Hey all. I posted this in another writing community, and figured I'd ask the question here as well for different opinions and answers. Basically my problem with the scene I'm working on is the whole "what's at stake" for my character. I'm really not sure. He's in a psychologist's office, and it's his last day in the psych ward (three months are up, at least). The psychologist is actually the follower of both the gods truth and lies in one body, so he has multiple personalities. The part where his darker personality comes out is when he asks Rick if he knows why he's there. From that point I'm not sure where to go, except they're going to have a lot of conversations throughout, and I'm not sure if there's even a stake for Rick. Does anyone have a certain process on how to come up with a stake for a character in a scene, when it seems like there is none?
Sounds just like you don't know your own story all that well if you don't know why you're writing this scene. I mean, how could you not know what's at stake for the MC. You should have more or less a good idea of where you want to lead your MC.
I'm up to fifteen chapters in it, and I know the whole story and most of every other scene I've written out there as well as the ones that aren't yet written, but this one is eluding me at the moment. The scene I'm writing is one that's in the center of all the other scenes. I skipped it, and now I'm going back to writing it.
Then I'm even more confused. If you've already went past this scene as you worked on future scenes, you already know the desired outcome of that scene. So, you just need to know how to move through it but you don't know if there is a stake for the MC. If you've written the future scenes, does that scene affect anything for the MC or could have if it went the other way?

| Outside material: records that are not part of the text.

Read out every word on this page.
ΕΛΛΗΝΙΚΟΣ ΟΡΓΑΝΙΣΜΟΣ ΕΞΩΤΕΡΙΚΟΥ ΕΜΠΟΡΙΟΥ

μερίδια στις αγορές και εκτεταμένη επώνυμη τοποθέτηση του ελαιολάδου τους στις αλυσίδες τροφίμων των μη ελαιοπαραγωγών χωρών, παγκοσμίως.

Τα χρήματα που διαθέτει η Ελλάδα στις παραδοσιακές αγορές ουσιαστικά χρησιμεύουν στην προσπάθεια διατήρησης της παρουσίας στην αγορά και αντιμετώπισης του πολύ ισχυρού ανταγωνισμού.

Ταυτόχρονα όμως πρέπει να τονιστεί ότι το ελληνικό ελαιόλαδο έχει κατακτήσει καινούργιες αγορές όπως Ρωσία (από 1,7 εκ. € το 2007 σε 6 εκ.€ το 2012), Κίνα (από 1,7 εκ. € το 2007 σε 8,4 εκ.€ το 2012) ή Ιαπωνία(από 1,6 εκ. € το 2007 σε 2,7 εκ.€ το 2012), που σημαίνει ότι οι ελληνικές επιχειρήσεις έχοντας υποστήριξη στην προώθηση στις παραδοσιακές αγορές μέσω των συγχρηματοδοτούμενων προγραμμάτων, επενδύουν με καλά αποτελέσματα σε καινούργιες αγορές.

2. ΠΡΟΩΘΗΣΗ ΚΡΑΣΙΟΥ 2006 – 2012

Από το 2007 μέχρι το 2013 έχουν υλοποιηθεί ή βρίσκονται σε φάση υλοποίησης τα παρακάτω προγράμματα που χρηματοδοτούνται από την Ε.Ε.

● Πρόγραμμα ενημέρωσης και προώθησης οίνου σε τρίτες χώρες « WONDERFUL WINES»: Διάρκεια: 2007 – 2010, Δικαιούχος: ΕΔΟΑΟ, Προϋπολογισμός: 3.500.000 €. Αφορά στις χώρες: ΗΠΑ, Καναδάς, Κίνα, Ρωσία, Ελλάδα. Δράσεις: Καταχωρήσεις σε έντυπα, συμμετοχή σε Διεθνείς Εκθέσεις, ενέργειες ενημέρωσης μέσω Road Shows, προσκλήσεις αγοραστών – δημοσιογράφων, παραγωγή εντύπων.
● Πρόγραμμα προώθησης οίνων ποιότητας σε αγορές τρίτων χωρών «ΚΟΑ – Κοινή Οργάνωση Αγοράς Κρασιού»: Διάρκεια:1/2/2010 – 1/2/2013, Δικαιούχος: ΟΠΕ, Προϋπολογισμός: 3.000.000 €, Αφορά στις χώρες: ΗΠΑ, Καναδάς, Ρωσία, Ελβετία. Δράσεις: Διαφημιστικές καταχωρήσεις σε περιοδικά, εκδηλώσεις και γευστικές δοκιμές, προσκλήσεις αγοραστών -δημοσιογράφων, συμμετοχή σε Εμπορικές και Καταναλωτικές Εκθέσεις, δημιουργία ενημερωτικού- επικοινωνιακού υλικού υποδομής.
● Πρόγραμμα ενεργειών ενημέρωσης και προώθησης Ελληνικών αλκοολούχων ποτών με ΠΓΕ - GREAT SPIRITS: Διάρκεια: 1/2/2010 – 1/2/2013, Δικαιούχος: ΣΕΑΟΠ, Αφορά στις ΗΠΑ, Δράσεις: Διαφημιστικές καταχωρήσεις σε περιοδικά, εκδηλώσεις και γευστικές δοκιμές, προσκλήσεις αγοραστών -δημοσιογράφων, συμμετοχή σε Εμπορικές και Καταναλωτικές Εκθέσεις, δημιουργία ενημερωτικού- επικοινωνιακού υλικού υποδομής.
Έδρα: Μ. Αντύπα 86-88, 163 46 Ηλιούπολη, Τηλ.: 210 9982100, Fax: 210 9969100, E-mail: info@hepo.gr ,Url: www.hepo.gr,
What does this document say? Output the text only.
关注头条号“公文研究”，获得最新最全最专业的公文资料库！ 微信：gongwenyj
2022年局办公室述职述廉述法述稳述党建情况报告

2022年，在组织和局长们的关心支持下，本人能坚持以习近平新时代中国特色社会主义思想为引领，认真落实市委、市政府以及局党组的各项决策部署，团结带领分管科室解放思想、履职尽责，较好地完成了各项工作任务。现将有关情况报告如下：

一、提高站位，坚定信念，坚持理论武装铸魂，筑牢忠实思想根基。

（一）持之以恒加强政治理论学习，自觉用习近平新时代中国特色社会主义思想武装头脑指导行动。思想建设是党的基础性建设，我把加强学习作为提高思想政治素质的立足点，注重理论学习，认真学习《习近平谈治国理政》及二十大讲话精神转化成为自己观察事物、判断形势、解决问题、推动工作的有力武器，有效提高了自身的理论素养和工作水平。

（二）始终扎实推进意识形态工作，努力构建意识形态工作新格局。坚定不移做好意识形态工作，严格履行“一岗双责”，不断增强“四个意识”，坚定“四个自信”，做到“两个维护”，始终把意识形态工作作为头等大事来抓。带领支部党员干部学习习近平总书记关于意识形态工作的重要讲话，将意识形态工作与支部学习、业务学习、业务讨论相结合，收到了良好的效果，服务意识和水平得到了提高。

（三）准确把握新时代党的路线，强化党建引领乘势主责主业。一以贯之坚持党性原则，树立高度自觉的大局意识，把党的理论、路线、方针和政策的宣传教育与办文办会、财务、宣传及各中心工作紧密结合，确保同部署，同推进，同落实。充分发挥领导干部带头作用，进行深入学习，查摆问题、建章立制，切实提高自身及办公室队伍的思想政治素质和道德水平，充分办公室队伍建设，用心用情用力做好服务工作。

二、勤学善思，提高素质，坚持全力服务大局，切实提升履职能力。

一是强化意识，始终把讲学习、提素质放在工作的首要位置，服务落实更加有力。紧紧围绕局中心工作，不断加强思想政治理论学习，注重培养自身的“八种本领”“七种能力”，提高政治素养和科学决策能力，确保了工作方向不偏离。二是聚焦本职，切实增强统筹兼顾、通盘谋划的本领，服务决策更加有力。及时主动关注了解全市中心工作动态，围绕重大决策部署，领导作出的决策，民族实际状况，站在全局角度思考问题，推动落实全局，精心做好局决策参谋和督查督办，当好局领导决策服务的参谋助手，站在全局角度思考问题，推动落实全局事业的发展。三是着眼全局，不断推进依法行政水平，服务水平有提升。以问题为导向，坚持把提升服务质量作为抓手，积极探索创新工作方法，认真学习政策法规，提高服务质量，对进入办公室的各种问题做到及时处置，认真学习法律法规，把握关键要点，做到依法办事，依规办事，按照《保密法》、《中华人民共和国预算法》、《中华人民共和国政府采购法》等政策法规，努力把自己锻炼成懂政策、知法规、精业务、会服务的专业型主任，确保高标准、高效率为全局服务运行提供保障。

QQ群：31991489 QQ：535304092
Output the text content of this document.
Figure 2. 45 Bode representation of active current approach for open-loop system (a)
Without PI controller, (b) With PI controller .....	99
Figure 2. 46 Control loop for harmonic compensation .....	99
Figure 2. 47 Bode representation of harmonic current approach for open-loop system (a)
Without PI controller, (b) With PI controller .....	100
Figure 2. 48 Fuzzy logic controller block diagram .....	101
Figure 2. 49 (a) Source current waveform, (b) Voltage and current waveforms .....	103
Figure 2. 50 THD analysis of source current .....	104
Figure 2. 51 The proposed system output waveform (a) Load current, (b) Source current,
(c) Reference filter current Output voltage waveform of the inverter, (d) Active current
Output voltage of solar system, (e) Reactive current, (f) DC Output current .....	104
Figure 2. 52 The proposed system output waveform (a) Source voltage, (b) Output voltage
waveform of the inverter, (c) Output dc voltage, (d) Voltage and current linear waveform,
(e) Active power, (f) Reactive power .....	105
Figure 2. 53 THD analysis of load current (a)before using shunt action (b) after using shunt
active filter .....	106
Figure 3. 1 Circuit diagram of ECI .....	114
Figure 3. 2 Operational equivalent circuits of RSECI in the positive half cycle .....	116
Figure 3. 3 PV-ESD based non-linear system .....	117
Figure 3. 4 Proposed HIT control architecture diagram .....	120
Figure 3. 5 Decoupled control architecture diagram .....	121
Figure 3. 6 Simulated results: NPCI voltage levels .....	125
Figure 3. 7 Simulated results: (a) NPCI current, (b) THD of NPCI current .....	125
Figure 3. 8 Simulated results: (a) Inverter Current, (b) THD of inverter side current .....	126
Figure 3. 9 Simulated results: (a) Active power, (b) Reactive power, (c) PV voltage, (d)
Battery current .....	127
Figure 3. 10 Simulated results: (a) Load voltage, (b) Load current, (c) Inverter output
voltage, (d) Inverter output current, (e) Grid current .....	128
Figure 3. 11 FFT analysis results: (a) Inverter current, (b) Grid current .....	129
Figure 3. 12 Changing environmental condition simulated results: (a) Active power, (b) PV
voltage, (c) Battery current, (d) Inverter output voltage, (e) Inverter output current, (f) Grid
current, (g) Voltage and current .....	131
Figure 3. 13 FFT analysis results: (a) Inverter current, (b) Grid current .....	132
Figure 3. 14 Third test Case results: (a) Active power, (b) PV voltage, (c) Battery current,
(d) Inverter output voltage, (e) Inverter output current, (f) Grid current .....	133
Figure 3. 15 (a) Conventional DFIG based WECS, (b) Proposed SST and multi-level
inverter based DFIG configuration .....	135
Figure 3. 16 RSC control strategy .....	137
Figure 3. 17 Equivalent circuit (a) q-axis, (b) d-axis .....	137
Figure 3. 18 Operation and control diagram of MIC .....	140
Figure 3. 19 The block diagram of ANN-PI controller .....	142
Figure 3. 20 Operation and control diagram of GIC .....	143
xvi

The desired outcome...basically, he IS going to leave the psych ward, but not the easy way. He's going to confront multiple people, and there's a kind of time gap between this scene and another with a follower of the god of lust. In that scene, he manages to escape the lust he feels for her and his true desire of finding his daughter. I'm not sure if there's a scene following this one is one of my problems. Another is I'm not quite sure what the psychologist is getting at during the session. So yeah, my problem is moving through the scene. I guess the stake is leaving the psych ward today, and by doing hat he has to fake like he's no longer thinking of revenge on his ex-wife and taking his daughter away. But...I don't know. I could still go that route, and it would activate the liar side of the psychologist. Perhaps my problem was figuring out how Rick was going to fake out the psychologist by saying he was better when the psychologist was initially going to start talking about the gods Rick doesn't know about. The questions you've posed have helped me think about it better. Sometimes it's the right question that pushes me to think the right way.
While it's true that every scene must serve a purpose, I wouldn't get obsessed over the character's stake in every scene. In general, beware of rigid formulas and writing systems. If a scene advances the story or contributes to the development of a character, it's a good scene.
"Wired for Story" is as good reference for what you are asking if you can find a copy and the time to read it.
I'm glad some good came out of my barrage of questions. Sorry if I sounded rude, I just tend not to walk on eggshells all the time.
It sounds as if you're defining a scene as the action in any one setting. That's true for stage and screen, but not on the page. Any scene has certain elements. The protagonist enters with a goal that the reader is quickly aware of. Something will happen to interfere with that and the protagonist will try to resolve the problem. It might require a new scene goal, but might not. In any case, tension has just entered. The protagonist will continue to try to control their environment, but nothing seems to go right and the situation worsens and the tension continues to rise. This can happen over days and in multiple locations, but the protagonist can't either let go or resolve the problem. Obviously, this can't go on or the tension will reach lethal levels, so we end the scene with the protagonist forced to leave the field, ending the scene and setting up for the next one. The action in the office may be only the beginning of the scene.
Rick is in the psych ward. I assume, then, that what's at stake is that he wants out. I realize that that may feel too simple, but often the simple works.
This was it, really. I was trying to think too big on everything and wasn't looking at the most simplistic answer possible.